One of the many myths of terra Australis incognita– the unknown southland – is that the Portuguese navigators made it that far south. There are wrecks and artefact finds that are claimed, by some, to be Portuguese and so to prove that those adventurous mariners were present early along Australian coasts, as were English and Dutch explorers.
The navigational skills of Portuguese explorers were certainly extraordinary and provided the basis for what became an empire, so it is certainly conceivable that they did visit Australia. Unfortunately, no-one has yet found any incontrovertible evidence that they did, despite some clever manipulation of old maps and charts.
I wrote about all this in The Savage Shoreand had to conclude that there just wasn’t enough evidence to put the Portuguese on these shores. But recently, a reader of my book emailed me with an intriguing note.
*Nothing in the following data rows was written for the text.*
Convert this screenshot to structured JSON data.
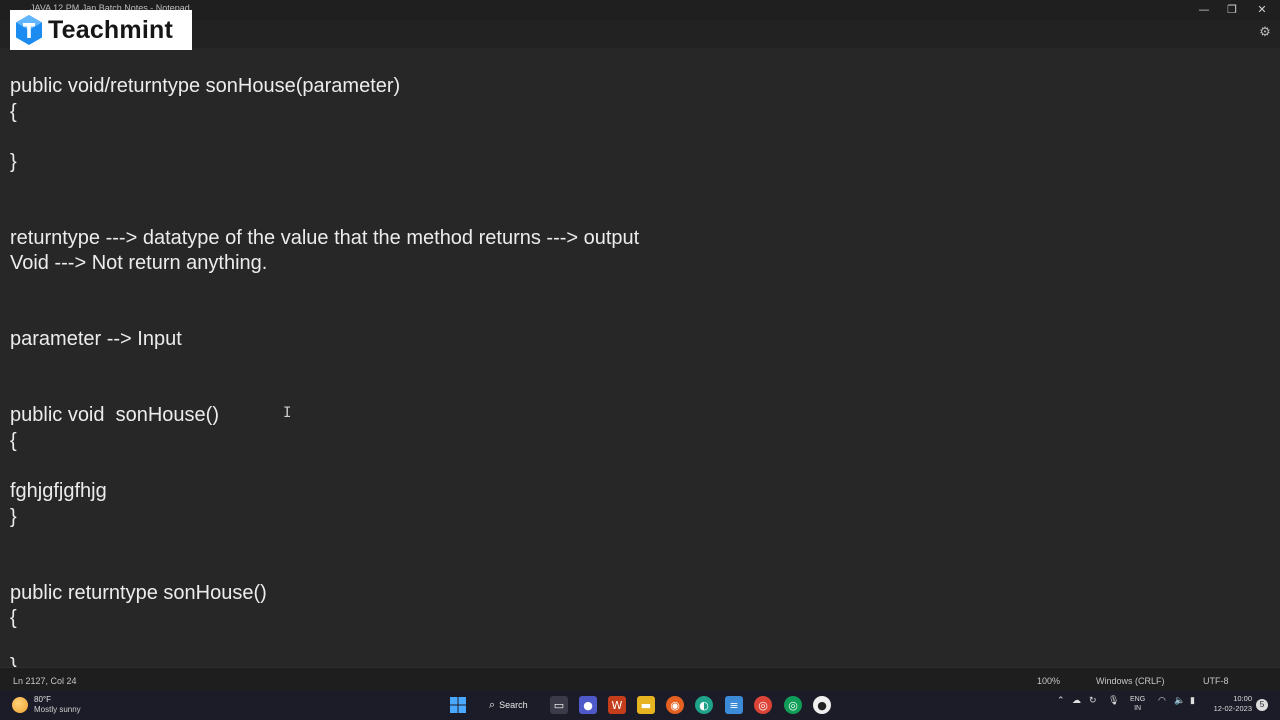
{
  "window": {
    "title": "JAVA 12 PM Jan Batch Notes - Notepad",
    "minimize_symbol": "—",
    "maximize_symbol": "❐",
    "close_symbol": "✕"
  },
  "logo": {
    "text": "Teachmint"
  },
  "editor": {
    "lines": [
      "public void/returntype sonHouse(parameter)",
      "{",
      "}",
      "returntype ---> datatype of the value that the method returns ---> output",
      "Void ---> Not return anything.",
      "parameter --> Input",
      "public void  sonHouse()",
      "{",
      "fghjgfjgfhjg",
      "}",
      "public returntype sonHouse()",
      "{",
      "}"
    ],
    "text_cursor_icon": "I-beam-cursor-icon"
  },
  "statusbar": {
    "position": "Ln 2127, Col 24",
    "zoom": "100%",
    "line_ending": "Windows (CRLF)",
    "encoding": "UTF-8"
  },
  "taskbar": {
    "weather_temp": "80°F",
    "weather_desc": "Mostly sunny",
    "search_label": "Search",
    "lang_line1": "ENG",
    "lang_line2": "IN",
    "time": "10:00",
    "date": "12-02-2023",
    "notification_count": "5"
  },
  "colors": {
    "editor_bg": "#272727",
    "text": "#ececec",
    "taskbar_bg": "#1c1c28"
  }
}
Robert Bremner, himself a historian, lived for many years in Portugal and some years in Mozambique. He was once told by a long-time English resident of Lisbon that the sixteenth-century choir stalls of Viseau Cathedral (picture above) bore an extraordinary wooden carving. It was described by some as a ‘duck-billed rat’ and Robert was intrigued. He took the time to visit Viseu and found the choir stall, now apparently upstairs in the museum, and took a photograph. It seems that the carving could represent the platypus, the odd creature unique to Australia. If so, it would certainly strengthen the case for an early Portuguese encounter with the great southland.
Unfortunately, over the years, Robert has lost track of the photograph. But, if some intrepid adventurer should happen to visit Viseau – which looks like a great place – do take a pic and zip it to me. You could be making history!